While I’m sure my kids will encounter religious ideas and stories of miracles before long, I won’t rush them there. Christmas in our house is a celebration of festive decorations and family reunion. We steer clear of the virgin birth and angelic tidings. And although my kids have heard about Santa, they express doubts that I make no effort to dispel. I don’t want to indicate that the natural laws they’ve painstakingly established are subject to occasional suspension.

When they eventually ask me about God, I’ll say that He’s part of a theory a lot of people believe, but which no one has ever proven. And if they want to go to a church, temple or mosque to learn more, I’ll gladly take them. Above all, I want them to reach their own conclusions, whatever those might be.

Some biblical passages remain foundational in my life — guidance whose poetry transcends faith. I carry them with me, and I’ll share them with my kids when they’re older.

“Who is wise and understanding among you?” asks the Book of James. “Let them show it by their good life, by deeds done in the humility that comes from wisdom.”

As a dad, I’m always wishing for more wisdom, and I’m often humbled. I worry about the challenges my kids will face on our imperiled planet, and fret about how to prepare them. I would welcome divine inspiration, but so far I’ve had to rely on intuition.

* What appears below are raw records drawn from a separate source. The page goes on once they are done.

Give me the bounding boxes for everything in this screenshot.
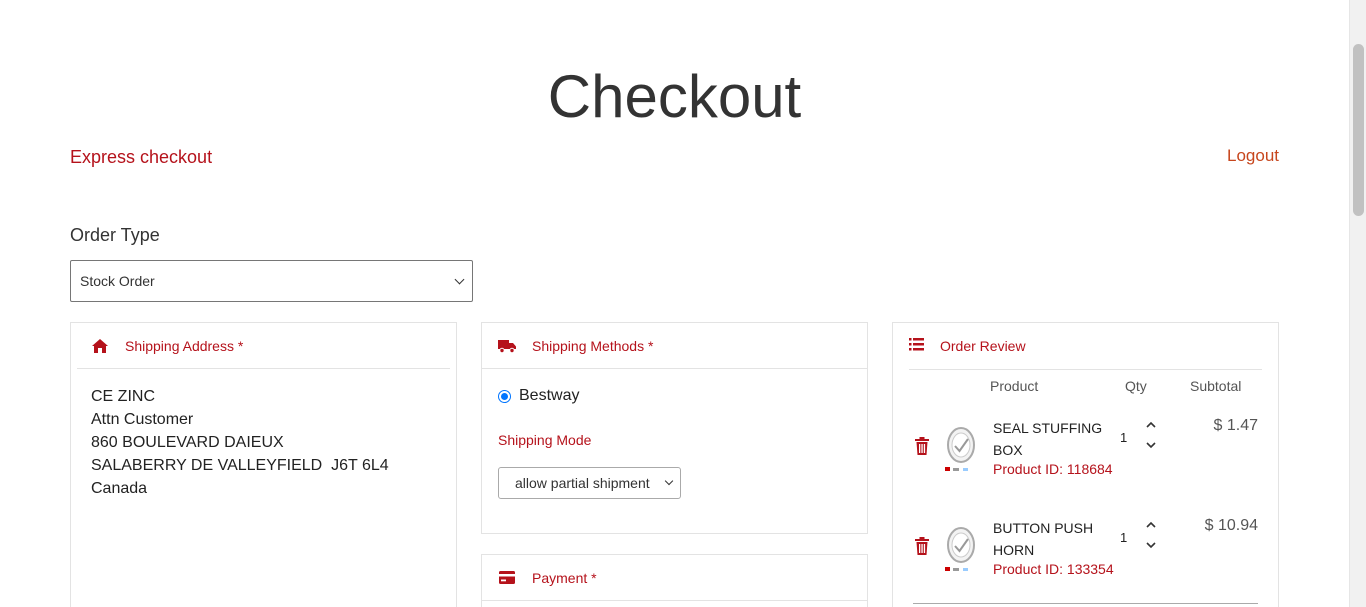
page-title: Checkout	[547, 63, 802, 130]
trash-icon[interactable]	[915, 437, 929, 460]
payment-title: Payment *	[532, 569, 597, 586]
col-qty: Qty	[1125, 378, 1147, 394]
chevron-down-icon	[454, 274, 465, 284]
shipping-methods-panel: Shipping Methods * Bestway Shipping Mode…	[481, 322, 868, 534]
divider	[913, 603, 1258, 604]
item-subtotal: $ 10.94	[1204, 517, 1258, 534]
address-line: SALABERRY DE VALLEYFIELD J6T 6L4	[91, 457, 389, 474]
order-review-title: Order Review	[940, 338, 1026, 354]
shipping-mode-value: allow partial shipment	[515, 475, 650, 491]
col-subtotal: Subtotal	[1190, 378, 1242, 394]
product-thumbnail	[945, 425, 981, 475]
address-line: CE ZINC	[91, 388, 155, 405]
address-line: 860 BOULEVARD DAIEUX	[91, 434, 284, 451]
shipping-address-title: Shipping Address *	[125, 337, 244, 354]
credit-card-icon	[498, 571, 516, 584]
order-review-panel: Order Review Product Qty Subtotal SEAL S…	[892, 322, 1279, 607]
list-icon	[909, 338, 924, 354]
page-scrollbar[interactable]	[1349, 0, 1366, 607]
address-block: CE ZINC Attn Customer 860 BOULEVARD DAIE…	[71, 369, 456, 500]
col-product: Product	[990, 378, 1039, 394]
address-line: Attn Customer	[91, 411, 194, 428]
product-name[interactable]: BUTTON PUSH HORN	[993, 517, 1111, 561]
qty-value[interactable]: 1	[1120, 530, 1127, 545]
logout-link[interactable]: Logout	[1227, 146, 1279, 166]
shipping-address-panel: Shipping Address * CE ZINC Attn Customer…	[70, 322, 457, 607]
payment-panel: Payment *	[481, 554, 868, 607]
shipping-mode-select[interactable]: allow partial shipment	[498, 467, 681, 499]
shipping-methods-title: Shipping Methods *	[532, 337, 654, 354]
scrollbar-thumb[interactable]	[1353, 44, 1364, 216]
shipping-option-bestway[interactable]: Bestway	[498, 387, 867, 405]
truck-icon	[498, 339, 516, 353]
express-checkout-link[interactable]: Express checkout	[70, 147, 212, 168]
order-review-header: Order Review	[909, 323, 1262, 370]
address-line: Canada	[91, 480, 148, 497]
product-id: Product ID: 133354	[993, 561, 1114, 577]
chevron-down-icon	[664, 476, 674, 486]
payment-header: Payment *	[482, 555, 867, 601]
shipping-option-label: Bestway	[519, 387, 580, 404]
product-thumbnail	[945, 525, 981, 575]
qty-stepper[interactable]	[1144, 417, 1158, 451]
product-id: Product ID: 118684	[993, 461, 1113, 477]
radio-selected[interactable]	[498, 389, 511, 403]
order-item: BUTTON PUSH HORN Product ID: 133354 1 $ …	[893, 517, 1278, 607]
product-name[interactable]: SEAL STUFFING BOX	[993, 417, 1111, 461]
order-type-select[interactable]: Stock Order	[70, 260, 473, 302]
order-item: SEAL STUFFING BOX Product ID: 118684 1 $…	[893, 417, 1278, 507]
shipping-methods-header: Shipping Methods *	[482, 323, 867, 369]
qty-value[interactable]: 1	[1120, 430, 1127, 445]
shipping-address-header: Shipping Address *	[77, 323, 450, 369]
home-icon	[91, 338, 109, 353]
order-type-label: Order Type	[70, 225, 160, 245]
item-subtotal: $ 1.47	[1213, 417, 1258, 434]
qty-stepper[interactable]	[1144, 517, 1158, 551]
trash-icon[interactable]	[915, 537, 929, 560]
order-type-value: Stock Order	[80, 273, 155, 289]
shipping-mode-label: Shipping Mode	[498, 432, 592, 448]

I hope that when they grow up, they’ll think of our homespun science experiments as early steps in a fruitful quest for hidden truths. I know that same hope motivated my parents to take me to church, and I consider our different approaches an evolution rather than a schism. We all want to pass on to our children a durable appreciation for the intricate splendor of the universe. By introducing science into our weekend routine, I feel I’m equipping them for the future while sharing experiences that often feel sublime.

When my son explains how the moon causes the tides or my daughter speculates about what a worm sees underground, I hear them contemplating a marvelous and mysterious reality. They summon a memory from my childhood of stepping out of church into the sparkling New England afternoon, awed by the grace and grandeur of existence.

And on Sunday morning when they dash to their plastic microscope shouting, “Let’s check on our petri dishes!” there’s only one word that captures how I feel: blessed.

Dr. Thomas Hooven is a neonatologist and microbiologist at Columbia University.